Und wieder musste einer dran glauben! Die Wirtschaftskrise greift um sich! Selbst renommierte Firmen wie der Bosch-Dienst in Bad Reichenhall können es sich nicht mehr leisten, ihre Kunden wie Kunden zu bedienen, nein, sie müssen sie auch noch abzocken. Wie das geht, erzählt diese Geschichte.
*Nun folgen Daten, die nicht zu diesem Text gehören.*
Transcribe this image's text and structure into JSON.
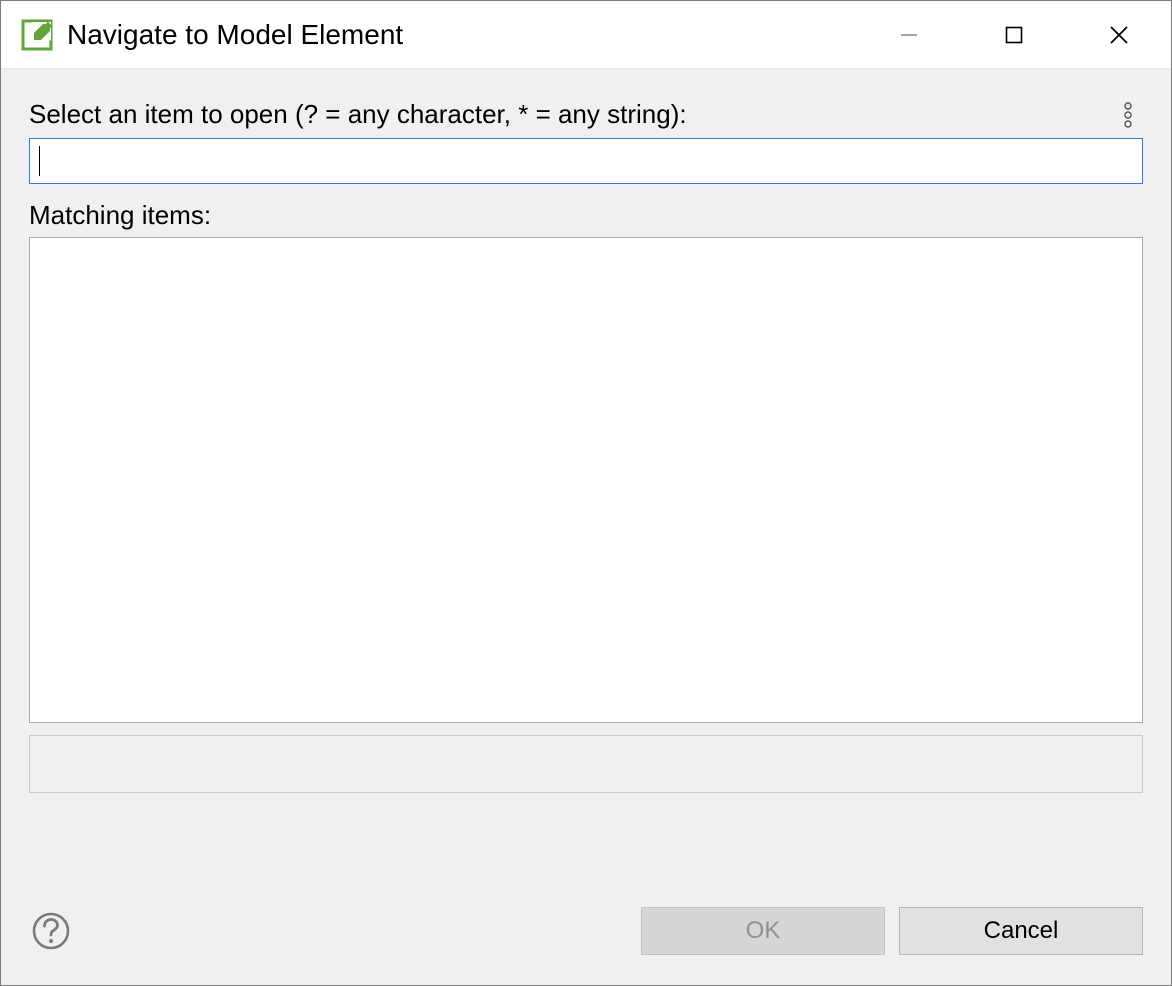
{
  "title": "Navigate to Model Element",
  "labels": {
    "select_prompt": "Select an item to open (? = any character, * = any string):",
    "matching": "Matching items:"
  },
  "search": {
    "value": "",
    "placeholder": ""
  },
  "buttons": {
    "ok": "OK",
    "cancel": "Cancel"
  },
  "icons": {
    "app": "edit-check-icon",
    "minimize": "minimize-icon",
    "maximize": "maximize-icon",
    "close": "close-icon",
    "menu": "kebab-menu-icon",
    "help": "help-icon"
  }
}
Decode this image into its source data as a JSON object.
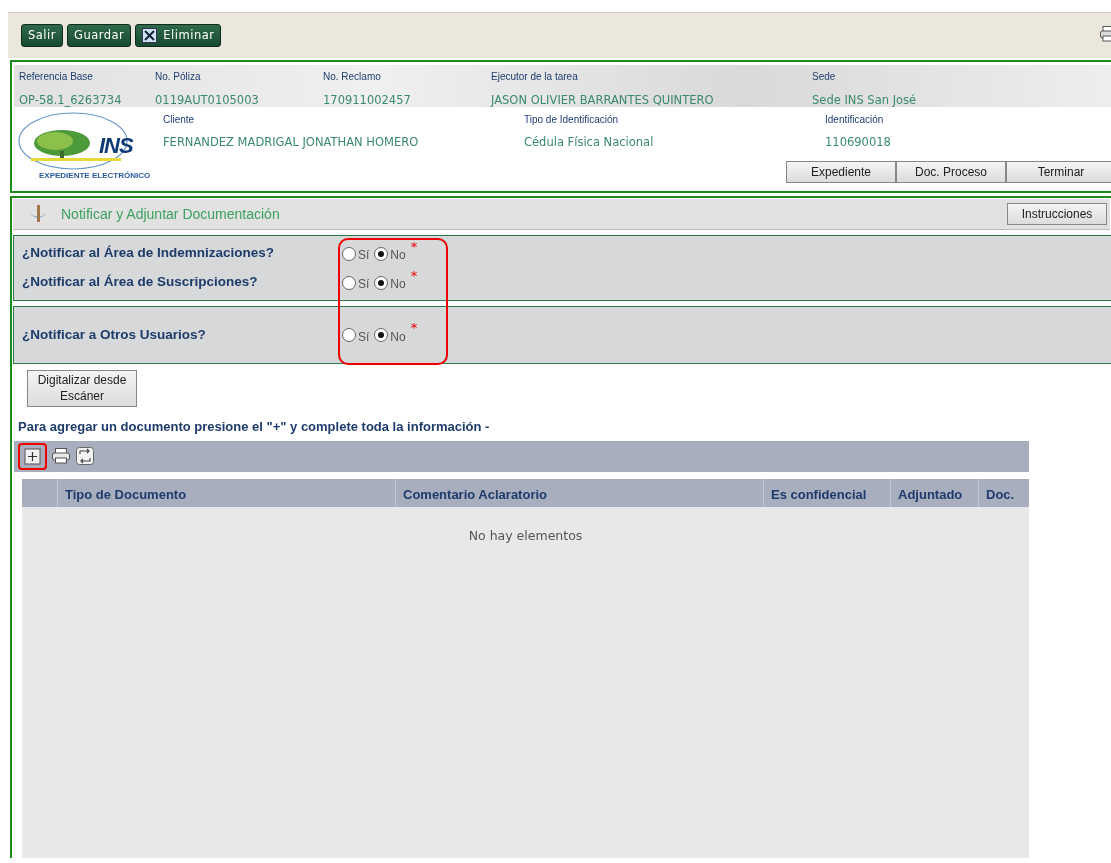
{
  "toolbar": {
    "buttons": [
      {
        "label": "Salir",
        "kind": "plain"
      },
      {
        "label": "Guardar",
        "kind": "plain"
      },
      {
        "label": "Eliminar",
        "kind": "delete"
      }
    ]
  },
  "header": {
    "top_fields": [
      {
        "label": "Referencia Base",
        "value": "OP-58.1_6263734"
      },
      {
        "label": "No. Póliza",
        "value": "0119AUT0105003"
      },
      {
        "label": "No. Reclamo",
        "value": "170911002457"
      },
      {
        "label": "Ejecutor de la tarea",
        "value": "JASON OLIVIER BARRANTES QUINTERO"
      },
      {
        "label": "Sede",
        "value": "Sede INS San José"
      }
    ],
    "logo": {
      "name": "INS",
      "subtitle": "EXPEDIENTE ELECTRÓNICO"
    },
    "client_fields": [
      {
        "label": "Cliente",
        "value": "FERNANDEZ MADRIGAL JONATHAN HOMERO"
      },
      {
        "label": "Tipo de Identificación",
        "value": "Cédula Física Nacional"
      },
      {
        "label": "Identificación",
        "value": "110690018"
      }
    ],
    "buttons": [
      "Expediente",
      "Doc. Proceso",
      "Terminar"
    ]
  },
  "section": {
    "title": "Notificar y Adjuntar Documentación",
    "instructions_button": "Instrucciones",
    "question_groups": [
      [
        {
          "question": "¿Notificar al Área de Indemnizaciones?",
          "required_mark": "*",
          "options": [
            {
              "label": "Sí",
              "selected": false
            },
            {
              "label": "No",
              "selected": true
            }
          ]
        },
        {
          "question": "¿Notificar al Área de Suscripciones?",
          "required_mark": "*",
          "options": [
            {
              "label": "Sí",
              "selected": false
            },
            {
              "label": "No",
              "selected": true
            }
          ]
        }
      ],
      [
        {
          "question": "¿Notificar a Otros Usuarios?",
          "required_mark": "*",
          "options": [
            {
              "label": "Sí",
              "selected": false
            },
            {
              "label": "No",
              "selected": true
            }
          ]
        }
      ]
    ],
    "scan_button": "Digitalizar desde Escáner",
    "hint": "Para agregar un documento presione el \"+\" y complete toda la información -",
    "table": {
      "columns": [
        "Tipo de Documento",
        "Comentario Aclaratorio",
        "Es confidencial",
        "Adjuntado",
        "Doc."
      ],
      "empty_message": "No hay elementos"
    }
  }
}
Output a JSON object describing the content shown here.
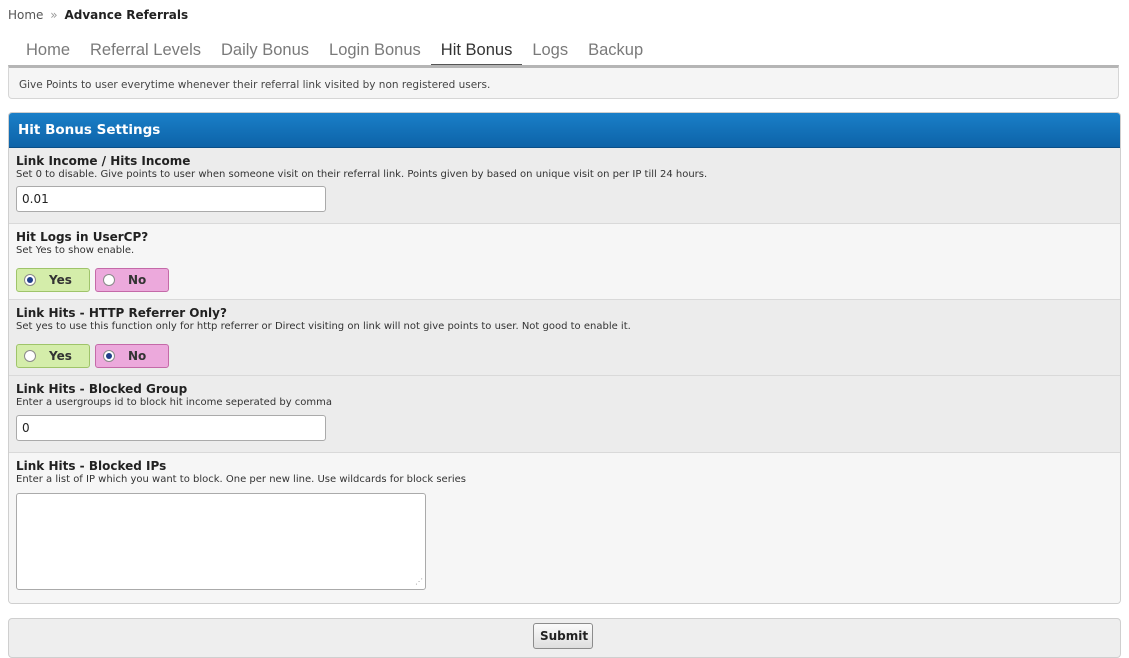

Nicht jeder kann sich wegen jedem Defekt gleich ein neues Auto kaufen. Wer würde das auch wegen einer defekten Verteilerkappe tun? Also ruft Jochen T. beim Bosch-Dienst an und lässt die Kappe austauschen. Dass die Kappe nach ein paar Monaten gleich wieder kaputt ist, da kann er als Laie nichts dafür. Also gleich wieder den Bosch-Dienst angerufen, den Fall geschildert, und die Zusage erhalten, dass die Verteilerkappe auf Garantie ausgetauscht wird. Da Jochen T. gerade knapp bei Kasse ist, bittet er darum, dass, falls etwas zusätzlich gemacht werden sollte, er vorher angerufen wird. Dies wird im versichert, und so bringt er sein Auto dorthin.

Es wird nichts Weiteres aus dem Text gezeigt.